Saturday, October 28, 2006
Sex Books on a Plane
filed under: Sexerati Hearts by Melissa Gira
Open up my little 1960’s stewardess-chic traincase, TSA, and find these this morning lurking beneath my tiny toiletries:
Speaking Sex to Power: The Politics of Queer Sex, Patrick Califia. Galpal and queer writer Gina de Vries lent me this for my flight today, and I’m so avoiding going up to the gate to remian curled up around tight prose like this: “Like camp, promiscuity is the pink badge of queer courage, our defiant way of whistling past all the graveyards that, for us, dot the heterosexual landscape. And we do know where the bodies (and live naked dicks) are buried. Every cocksucker is well aware that the same man who puts on a badge to arrest him probably just gets his blowjobs at a different truck stop.”
The Technology of Orgasm: “Hysteria,” the Vibrator, and Women’s Sexual Satisfaction, Rachel P. Maines. I picked this up in Seattle a few weeks back to dig into on the way home to San Francisco, but of course ended up cracking the cover early and lapsing into eager undergrad summary-mode to my host (“So the vibrator was one of the first consumer electronic goods to be marketed to women, as early as the turn of the last century, in ladies’ magazines and doctor’s offices, but once blue movies in the 20’s cast vibrators as sex aids, that all began to disappear. Did you know that all the early electrical engineering trade publications used to track vibrator sales? But the Smithsonian didn’t have any in their collections even in the 90’s? Here, let me show you these… schematics…”) as we drove around Capitol Hill (and ps, “C.C. Attle’s”? Worst. Gay bar name. Ever.)

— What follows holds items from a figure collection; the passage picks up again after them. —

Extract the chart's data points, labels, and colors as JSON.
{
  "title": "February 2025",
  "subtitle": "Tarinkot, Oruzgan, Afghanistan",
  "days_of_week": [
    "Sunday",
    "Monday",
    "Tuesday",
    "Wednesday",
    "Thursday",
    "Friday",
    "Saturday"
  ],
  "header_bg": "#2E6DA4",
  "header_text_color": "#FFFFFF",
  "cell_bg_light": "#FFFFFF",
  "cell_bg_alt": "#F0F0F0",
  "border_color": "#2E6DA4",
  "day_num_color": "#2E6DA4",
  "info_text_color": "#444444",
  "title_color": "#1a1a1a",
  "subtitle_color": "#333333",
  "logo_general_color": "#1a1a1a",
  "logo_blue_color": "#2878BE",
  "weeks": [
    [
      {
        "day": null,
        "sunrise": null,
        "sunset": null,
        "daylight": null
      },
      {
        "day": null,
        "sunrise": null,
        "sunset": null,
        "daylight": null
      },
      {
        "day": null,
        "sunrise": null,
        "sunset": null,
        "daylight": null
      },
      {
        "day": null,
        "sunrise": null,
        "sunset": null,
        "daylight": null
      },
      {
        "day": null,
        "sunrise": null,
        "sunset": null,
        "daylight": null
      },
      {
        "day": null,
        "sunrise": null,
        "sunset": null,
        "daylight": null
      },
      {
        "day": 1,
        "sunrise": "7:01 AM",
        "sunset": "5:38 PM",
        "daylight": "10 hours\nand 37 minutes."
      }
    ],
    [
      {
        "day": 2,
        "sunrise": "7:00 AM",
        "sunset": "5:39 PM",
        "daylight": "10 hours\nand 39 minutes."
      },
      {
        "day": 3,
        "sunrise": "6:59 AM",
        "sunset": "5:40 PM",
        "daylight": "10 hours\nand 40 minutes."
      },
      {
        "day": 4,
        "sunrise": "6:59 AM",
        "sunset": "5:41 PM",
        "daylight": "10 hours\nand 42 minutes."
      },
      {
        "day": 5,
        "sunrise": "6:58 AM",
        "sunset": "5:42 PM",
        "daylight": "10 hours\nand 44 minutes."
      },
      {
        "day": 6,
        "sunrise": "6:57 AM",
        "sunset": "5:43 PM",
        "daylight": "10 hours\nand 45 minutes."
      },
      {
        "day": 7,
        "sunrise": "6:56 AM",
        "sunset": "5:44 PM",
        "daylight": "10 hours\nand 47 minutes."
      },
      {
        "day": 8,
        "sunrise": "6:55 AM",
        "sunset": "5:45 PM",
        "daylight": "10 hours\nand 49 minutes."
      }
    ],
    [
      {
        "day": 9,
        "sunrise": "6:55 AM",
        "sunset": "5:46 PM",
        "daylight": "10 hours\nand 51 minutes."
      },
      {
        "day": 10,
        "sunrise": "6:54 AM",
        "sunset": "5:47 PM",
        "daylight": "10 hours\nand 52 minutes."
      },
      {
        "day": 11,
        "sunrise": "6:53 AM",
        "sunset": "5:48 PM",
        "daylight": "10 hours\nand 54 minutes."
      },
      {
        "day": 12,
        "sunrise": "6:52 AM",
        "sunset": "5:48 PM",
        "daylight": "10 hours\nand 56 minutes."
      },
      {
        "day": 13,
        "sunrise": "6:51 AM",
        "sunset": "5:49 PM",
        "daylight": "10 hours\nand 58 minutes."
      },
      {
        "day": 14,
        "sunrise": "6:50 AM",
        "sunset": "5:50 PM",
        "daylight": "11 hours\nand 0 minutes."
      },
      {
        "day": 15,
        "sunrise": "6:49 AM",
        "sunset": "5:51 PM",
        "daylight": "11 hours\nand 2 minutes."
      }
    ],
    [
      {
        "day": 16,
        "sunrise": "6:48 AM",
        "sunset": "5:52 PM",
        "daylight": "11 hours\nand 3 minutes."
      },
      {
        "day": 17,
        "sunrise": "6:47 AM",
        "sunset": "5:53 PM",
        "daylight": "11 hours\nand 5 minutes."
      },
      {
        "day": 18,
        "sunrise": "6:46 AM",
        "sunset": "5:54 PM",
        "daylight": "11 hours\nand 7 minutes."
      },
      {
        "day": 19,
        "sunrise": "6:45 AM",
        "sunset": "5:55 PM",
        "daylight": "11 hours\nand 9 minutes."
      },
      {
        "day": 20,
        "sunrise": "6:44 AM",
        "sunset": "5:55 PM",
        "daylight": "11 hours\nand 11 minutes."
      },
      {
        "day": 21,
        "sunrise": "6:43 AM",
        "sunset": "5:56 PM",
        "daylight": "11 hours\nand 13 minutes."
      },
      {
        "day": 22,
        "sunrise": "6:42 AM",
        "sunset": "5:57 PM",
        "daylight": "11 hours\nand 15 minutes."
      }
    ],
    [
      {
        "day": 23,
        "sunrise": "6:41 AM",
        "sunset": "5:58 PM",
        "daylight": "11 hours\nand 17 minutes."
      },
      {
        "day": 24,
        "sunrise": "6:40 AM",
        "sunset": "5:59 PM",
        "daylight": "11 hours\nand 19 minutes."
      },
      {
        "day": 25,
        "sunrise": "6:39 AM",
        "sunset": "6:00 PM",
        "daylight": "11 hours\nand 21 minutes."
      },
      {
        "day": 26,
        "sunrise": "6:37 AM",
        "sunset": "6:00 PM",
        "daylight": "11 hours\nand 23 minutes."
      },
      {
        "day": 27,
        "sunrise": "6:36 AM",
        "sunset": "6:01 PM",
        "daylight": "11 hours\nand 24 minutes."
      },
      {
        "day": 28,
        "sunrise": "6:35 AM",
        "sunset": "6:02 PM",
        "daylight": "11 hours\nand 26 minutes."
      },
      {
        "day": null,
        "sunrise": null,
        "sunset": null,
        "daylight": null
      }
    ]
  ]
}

The Leather Daddy and the Femme, Carol Queen. A classic, if there ever was one. I added this back into my carry-on for my flight to Philly, and it’s remained a constant companion — and truly, this book has been, for just this side of a decade. No one else writes genderfuck sex so good, so passionate, so raw. Normally I’m far more turned on by critical theory than your average erotic antho, but this is no average bit of smut. In fact, it’s likely the closest thing there is to a mashup of the two that there can be, and still be devastatingly hot. Begs the question, Miranda/Randy (the femme/boyfag protagonist), great queergirl hero of futuresex, or greatest queergirl hero of futuresex?